|§ 483.25 Quality of care |
Quality of care is a fundamental principle that applies to all treatment and care provided to facility residents. Based on the comprehensive assessment of a resident, the facility must ensure that residents receive treatment and care in accordance with professional standards of practice, the comprehensive person-centered care plan, and the residents' choices.
Based on review of facility policy, clinical record review and staff interview, it was determined that the facility failed to provide treatment and services in a timely manner for a resident with an elevated blood sugar for one of 31 sampled residents. (Resident 57)
Review of the facility policy entitled "Hyperglycemia:Treatment," dated January 1, 2020, revealed that when a resident experienced a hypoglycemic event (low blood sugar) the staff was to monitor the resident vital signs, included remaining with the resident, monitoring blood glucose levels every 15 minutes until stabilzed, and to update the residents family and physican of the residents condition.

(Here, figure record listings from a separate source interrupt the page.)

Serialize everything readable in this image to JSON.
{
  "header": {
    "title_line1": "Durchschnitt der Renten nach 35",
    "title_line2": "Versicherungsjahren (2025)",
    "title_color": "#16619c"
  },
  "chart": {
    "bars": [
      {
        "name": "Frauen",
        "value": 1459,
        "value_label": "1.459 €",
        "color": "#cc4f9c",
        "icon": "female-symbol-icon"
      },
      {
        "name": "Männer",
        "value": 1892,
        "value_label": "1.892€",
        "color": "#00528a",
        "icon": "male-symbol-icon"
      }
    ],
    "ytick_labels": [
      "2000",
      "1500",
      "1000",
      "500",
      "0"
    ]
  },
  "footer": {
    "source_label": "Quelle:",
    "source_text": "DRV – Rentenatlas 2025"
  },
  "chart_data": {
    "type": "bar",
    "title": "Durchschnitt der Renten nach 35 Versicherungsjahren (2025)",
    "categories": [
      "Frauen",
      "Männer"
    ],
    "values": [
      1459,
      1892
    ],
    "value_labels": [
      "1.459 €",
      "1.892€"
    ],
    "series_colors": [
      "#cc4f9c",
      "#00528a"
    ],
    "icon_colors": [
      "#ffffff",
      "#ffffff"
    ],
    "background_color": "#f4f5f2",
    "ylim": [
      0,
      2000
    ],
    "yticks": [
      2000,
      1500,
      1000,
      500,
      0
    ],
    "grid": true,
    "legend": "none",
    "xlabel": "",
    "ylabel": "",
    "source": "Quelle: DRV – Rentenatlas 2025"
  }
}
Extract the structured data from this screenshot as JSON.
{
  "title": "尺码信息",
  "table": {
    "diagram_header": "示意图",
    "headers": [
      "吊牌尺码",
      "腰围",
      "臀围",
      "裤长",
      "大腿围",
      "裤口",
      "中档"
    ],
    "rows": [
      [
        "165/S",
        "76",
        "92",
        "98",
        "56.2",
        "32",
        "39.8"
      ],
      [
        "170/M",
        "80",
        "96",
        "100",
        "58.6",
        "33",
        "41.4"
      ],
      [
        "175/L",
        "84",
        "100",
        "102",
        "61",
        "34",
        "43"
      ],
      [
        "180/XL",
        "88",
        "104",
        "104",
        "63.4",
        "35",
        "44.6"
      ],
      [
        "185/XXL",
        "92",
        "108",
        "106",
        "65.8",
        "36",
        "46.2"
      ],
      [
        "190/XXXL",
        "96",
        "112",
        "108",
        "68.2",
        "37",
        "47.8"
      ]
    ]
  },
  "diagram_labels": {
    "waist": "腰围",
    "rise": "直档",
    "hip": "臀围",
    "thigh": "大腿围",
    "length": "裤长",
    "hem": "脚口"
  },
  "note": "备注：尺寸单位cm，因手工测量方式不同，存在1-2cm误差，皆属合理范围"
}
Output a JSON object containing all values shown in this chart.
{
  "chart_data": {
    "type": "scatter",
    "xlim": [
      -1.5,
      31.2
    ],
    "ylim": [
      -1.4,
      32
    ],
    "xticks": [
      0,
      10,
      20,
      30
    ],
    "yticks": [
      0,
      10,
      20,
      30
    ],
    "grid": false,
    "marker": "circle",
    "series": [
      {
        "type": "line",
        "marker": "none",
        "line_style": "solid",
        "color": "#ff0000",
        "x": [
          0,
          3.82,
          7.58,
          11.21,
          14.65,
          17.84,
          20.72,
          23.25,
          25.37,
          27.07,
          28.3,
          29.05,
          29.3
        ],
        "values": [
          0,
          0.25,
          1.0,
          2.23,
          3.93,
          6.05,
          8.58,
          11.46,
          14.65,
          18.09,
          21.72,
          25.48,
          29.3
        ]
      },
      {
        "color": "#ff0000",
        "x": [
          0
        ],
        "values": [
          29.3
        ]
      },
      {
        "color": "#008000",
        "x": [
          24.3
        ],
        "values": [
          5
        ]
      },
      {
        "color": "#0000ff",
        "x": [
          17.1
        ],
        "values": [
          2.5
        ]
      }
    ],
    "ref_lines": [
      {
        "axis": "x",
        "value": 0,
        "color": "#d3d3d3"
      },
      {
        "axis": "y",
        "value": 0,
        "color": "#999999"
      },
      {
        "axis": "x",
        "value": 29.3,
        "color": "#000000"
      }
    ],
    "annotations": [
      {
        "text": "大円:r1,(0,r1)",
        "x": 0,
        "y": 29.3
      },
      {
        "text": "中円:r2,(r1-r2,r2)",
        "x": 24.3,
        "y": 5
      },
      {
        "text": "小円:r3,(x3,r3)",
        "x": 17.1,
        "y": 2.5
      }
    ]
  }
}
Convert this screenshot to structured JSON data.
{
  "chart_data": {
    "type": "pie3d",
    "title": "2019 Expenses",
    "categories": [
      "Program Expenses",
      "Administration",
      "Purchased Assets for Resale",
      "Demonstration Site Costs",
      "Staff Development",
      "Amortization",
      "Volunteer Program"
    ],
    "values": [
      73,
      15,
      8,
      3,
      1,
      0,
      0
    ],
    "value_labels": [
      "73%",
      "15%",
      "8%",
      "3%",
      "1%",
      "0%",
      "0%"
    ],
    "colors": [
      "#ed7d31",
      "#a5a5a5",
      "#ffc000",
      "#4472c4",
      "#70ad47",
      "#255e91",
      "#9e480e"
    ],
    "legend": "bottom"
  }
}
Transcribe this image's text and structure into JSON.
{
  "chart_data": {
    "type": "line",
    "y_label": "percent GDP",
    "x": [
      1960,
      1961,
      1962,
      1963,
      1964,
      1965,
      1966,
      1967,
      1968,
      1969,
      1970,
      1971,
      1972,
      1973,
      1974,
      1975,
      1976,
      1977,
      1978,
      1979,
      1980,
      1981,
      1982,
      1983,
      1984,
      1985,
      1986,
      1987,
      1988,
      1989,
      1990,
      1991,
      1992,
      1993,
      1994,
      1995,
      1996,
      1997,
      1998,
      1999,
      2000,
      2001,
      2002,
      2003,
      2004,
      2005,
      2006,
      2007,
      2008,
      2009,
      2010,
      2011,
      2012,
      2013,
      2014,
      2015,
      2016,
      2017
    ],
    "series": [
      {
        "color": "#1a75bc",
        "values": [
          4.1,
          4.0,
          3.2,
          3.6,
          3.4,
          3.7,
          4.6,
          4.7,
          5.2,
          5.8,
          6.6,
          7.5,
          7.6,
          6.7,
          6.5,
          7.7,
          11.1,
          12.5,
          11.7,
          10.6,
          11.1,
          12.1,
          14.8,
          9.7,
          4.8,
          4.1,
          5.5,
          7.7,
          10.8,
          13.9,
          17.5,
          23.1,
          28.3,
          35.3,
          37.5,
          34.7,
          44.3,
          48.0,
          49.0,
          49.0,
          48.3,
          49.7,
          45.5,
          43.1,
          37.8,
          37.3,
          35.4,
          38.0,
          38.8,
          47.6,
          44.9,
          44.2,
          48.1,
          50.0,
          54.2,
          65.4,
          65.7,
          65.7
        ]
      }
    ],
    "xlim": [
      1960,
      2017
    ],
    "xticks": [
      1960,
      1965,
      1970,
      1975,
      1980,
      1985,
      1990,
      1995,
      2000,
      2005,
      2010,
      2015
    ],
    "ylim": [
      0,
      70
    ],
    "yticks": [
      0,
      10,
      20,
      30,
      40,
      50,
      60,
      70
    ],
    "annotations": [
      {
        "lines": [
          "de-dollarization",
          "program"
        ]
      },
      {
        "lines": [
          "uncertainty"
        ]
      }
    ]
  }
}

Clinical record reviewed revealed that Resident 57 was admitted to the facility on May 22, 2019, with a diagnosis that included metabolic encephalopathy (a chemical imbalance in the brain caused by illness), malnutrition, diabetes and hyperglycemia (high blood sugar). The minimum Data Set assessment, dated August 21, 2019, indicated that the resident's cognition was severly impaired and required extensive staff assistance for activities of daily living. Review of the care plan revealed a problem area related to diabetes with interventions that included for staff to obtain labs and notifying the physican of the results. A progress noted dated October 29, 2019, at 8:15 a.m., revealed that Resident 57 had a blood sugar level of 556 milligrams per deciliter (mg/dl) and that the physican was notified. Documentation at 4:05 p.m., revealed the nurse practitioner was notified by staff to assess the resident. The nurse practitioner had given orders for insulin to be administered. There was no documentation in the clinical record to support that staff stayed with the resident per policy, that vitals signs were obtained, that the blood glucose levels were monitored every 15 minutes until stabilzed and that insulin was administered as ordered by the nurse practitioner.
In an interview on January 8, 2020, at 10:24 a.m., the Director of Nursing confirmed the facility policy, physician orders and care plan interventions, were not followed in response to the residents hyperglycemic episode.
28 Pa. Code 211.12(d)(1)(5) Nursing Services
Previously cited 1/14/19, 2/7/19
28 Pa. Code 211.10 (c) Resident Care Policies
Previously cited 1/4/19
| ||Plan of Correction - To be completed: 02/18/2020|
The statements made on this plan of correction are not an admission to, and do not constitute an agreement with the alleged deficiencies herein. To remain in compliance with all federal and state regulations the center has taken or will take actions set forth in the following plan of correction. The following plan of corrections constitutes the centers allegation of compliance.
1. Resident 57 has orders written by the Certified Registered Nurse Practitioner for blood sugars and is currently stable.
2. Diabetic residents getting blood glucose checks will be reviewed for a 2 week look back to ensure that the Medical Doctor/Certified Registered Nurse Practitioner were notified and resident had no ill effects. Residents identified with elevated glucose will have proper Medical Doctor/Certified Registered Nurse Practitioner notification and will be observed per policy.
3. Licensed staff will be educated on F684 and policy regarding hyperglycemia.
4. Director of Nursing/designee will audit 10 random diabetic resident's weekly who are getting blood sugar checks to validate that staff are following the hyperglycemia policy. Results of the audits will be reported to monthly QAPI for 3 months to determine trends or need for further audits.